In your situation you'll probably have to compromise but push for quality. Sounds like you're on the path to quality, now it's time for you to figure out a way to get your co-manager on board and upholding the same standards.

That's the hard part. Good luck.
hey mavin, i agree.. it's just that, we also serve food at the cafe and already ask too many questions as it is.. i just want the ordering of coffee to be as simple as possible, but i'd also like to be able to educate our customers as well.

Mavin said:
hi Selina , it is good to give customers options as they might not know wat types of cappucinos are there.
after all, we are baristas and talking is another thing we do best.
i always let my customers try my favourite type of capp, which is.......
- 50% foam and 50% milk. but the foam is very wet, sometimes make customers wonder isit a latte at 1st.
i actually DID open and was SOUND ASLEEP when this was posted. ;)
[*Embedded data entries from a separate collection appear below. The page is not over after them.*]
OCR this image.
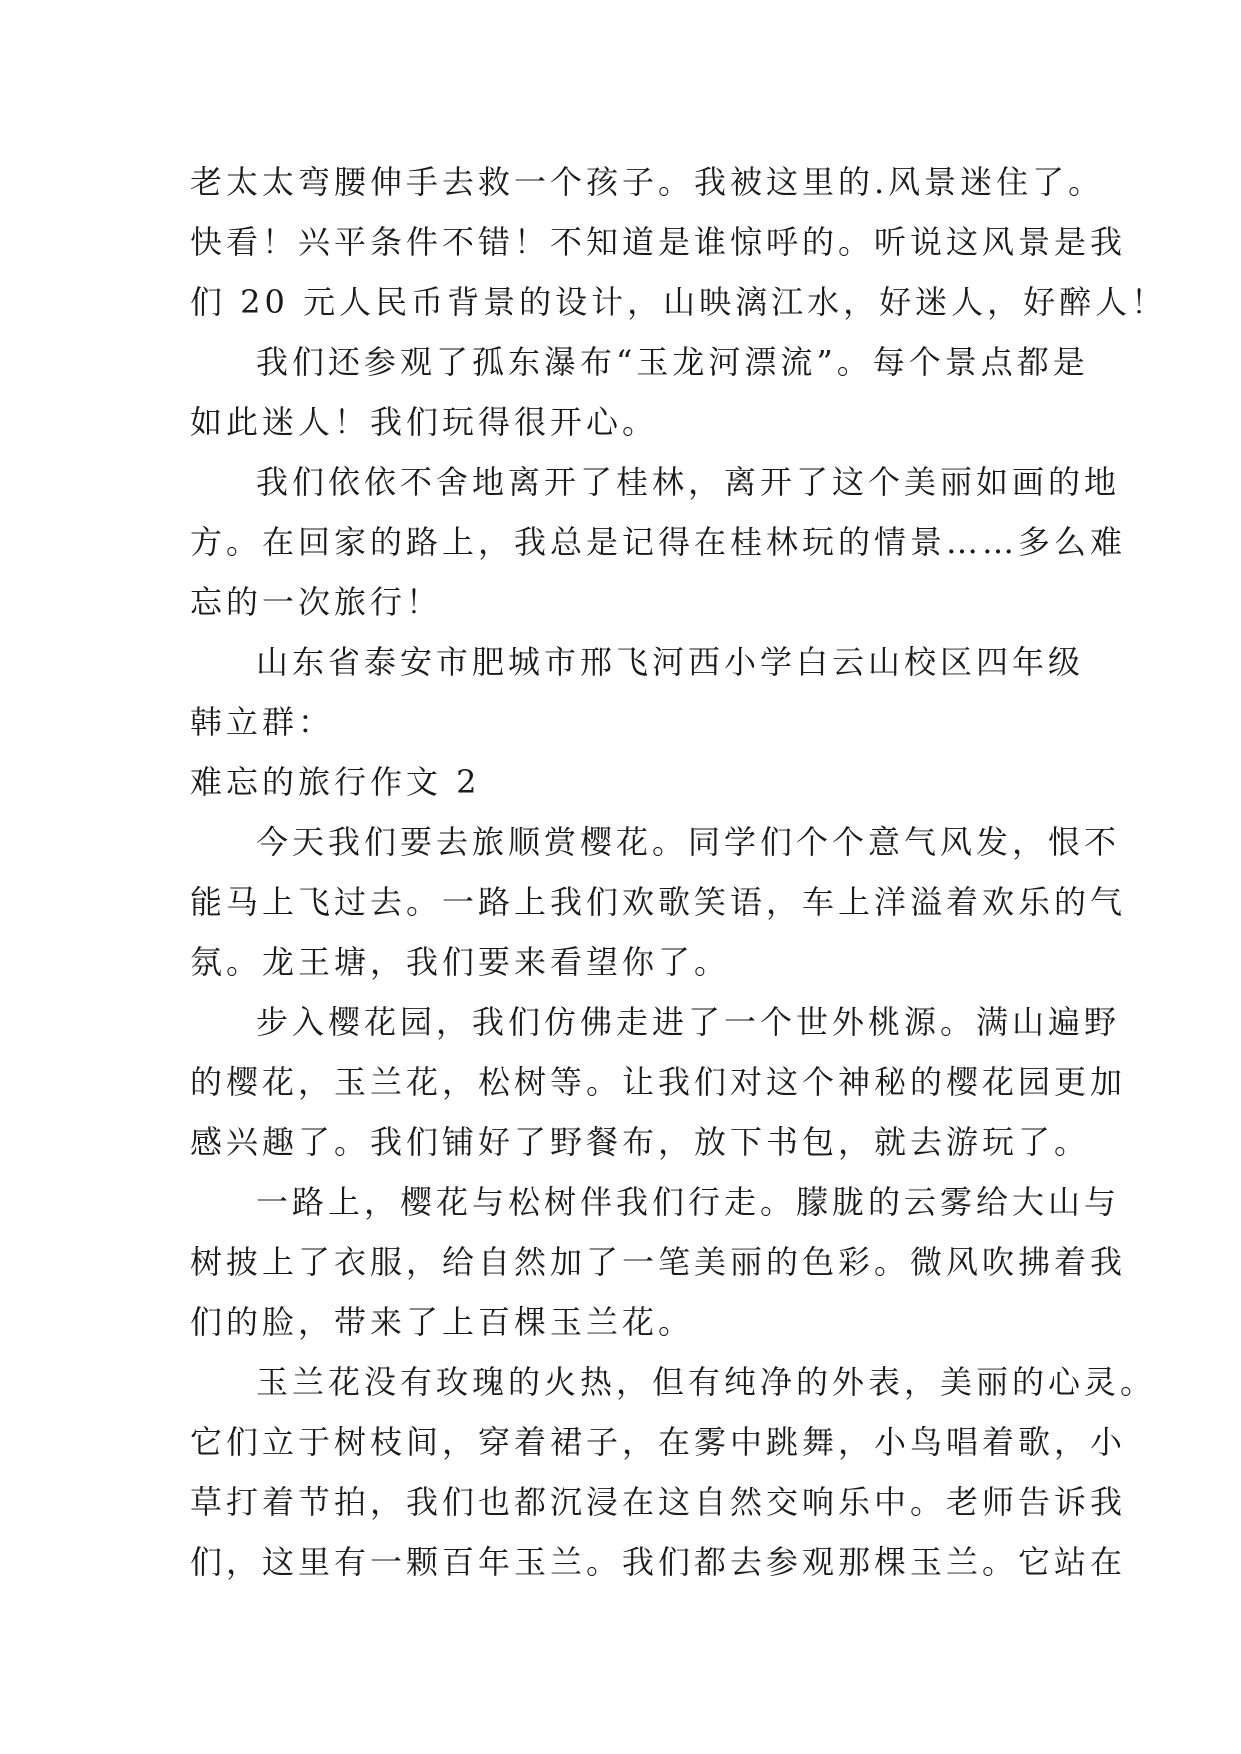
老太太弯腰伸手去救一个孩子。我被这里的.风景迷住了。
快看！兴平条件不错！不知道是谁惊呼的。听说这风景是我
们 20 元人民币背景的设计，山映漓江水，好迷人，好醉人！
我们还参观了孤东瀑布“玉龙河漂流”。每个景点都是
如此迷人！我们玩得很开心。
我们依依不舍地离开了桂林，离开了这个美丽如画的地
方。在回家的路上，我总是记得在桂林玩的情景……多么难
忘的一次旅行！
山东省泰安市肥城市邢飞河西小学白云山校区四年级
韩立群：
难忘的旅行作文 2
今天我们要去旅顺赏樱花。同学们个个意气风发，恨不
能马上飞过去。一路上我们欢歌笑语，车上洋溢着欢乐的气
氛。龙王塘，我们要来看望你了。
步入樱花园，我们仿佛走进了一个世外桃源。满山遍野
的樱花，玉兰花，松树等。让我们对这个神秘的樱花园更加
感兴趣了。我们铺好了野餐布，放下书包，就去游玩了。
一路上，樱花与松树伴我们行走。朦胧的云雾给大山与
树披上了衣服，给自然加了一笔美丽的色彩。微风吹拂着我
们的脸，带来了上百棵玉兰花。
玉兰花没有玫瑰的火热，但有纯净的外表，美丽的心灵。
它们立于树枝间，穿着裙子，在雾中跳舞，小鸟唱着歌，小
草打着节拍，我们也都沉浸在这自然交响乐中。老师告诉我
们，这里有一颗百年玉兰。我们都去参观那棵玉兰。它站在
thanks for all that's been said on this thread, i'm really trying to take it all in!

Brady said:
Now go make great coffee. Unless you opened this morning, in which case go take a nap.
Thanks for the recommendation on temperature. Over 150 begins cooking out the milk's sweetness. Micro-bubbles, sweet milk, balanced with espresso....ahhhhh.

Sarah Dooley said:
I hear you Selina! It is not an easy task. I would say that you are in an interesting situation because your co-manager is used to one way and you are evolving. Neither is wrong but growth is important especially in regards to keeping things simple.
I would love to share with you what I have taught as a barista trainer. I don't know what you learned at coffee fest but I do teach, and this was probably similar; If a customer orders an in house small 4-6 oz cappuccino that is really the only time it can be a close to a proportioned drink of espresso, milk and silky foam. It is really up to the barista to look for the body language or facial expressions that we so often do in order to customize the beverage for him or her. This is the crucial point where you can retain their business for years if you make them feel individual, special and worth your time- If I notice any of the warning signs I will politely ask, how was it? Only once in all my coffee-dom has someone wanted me to change the recipe and her reply was "great beverage, I like mine a little dryer." Her name is Jen and she is still my customer today. In my lifetime of making coffee and specifically before the I was trained in the specialty coffee industry I always steamed cap foam big, loud and gross. When I entered the specialty coffee workforce nine years ago I really took a step back and learned before I went forward. The proportioned drink that I was building was confusing, if the customer ordered a 20 oz beverage the engineering of the drink just did not come together. Very rarely you get a 5-6 shot beverage with specific instructions on 6 oz of foam and 6-8 more of milk...you know?
So I learned the art of translation, to make a long story short. We prepare all our drinks the same way, silky-with tiny bubbles more then likely no more then 150 degrees (unless requested) and latte art to top. this is for all beverages in house or to go and the final texture of the milk is like heavy cream. Just the right density for the crema. Of course the customer can order it another way and sometimes they do. So when I here back to back orders of 16 cap, or 16 oz. latte- I am making the same drink. I have found when I give my customers the options - dry, wet, no foam that it gets confusing. In fact I get more confusion and frustrated responses on that then just serving one standard beverage. Beverages should always be executed with the up most care and precision for this equation to work in your benefit. Quality and Consistency between beverages and also from barista to barista is very big key to success.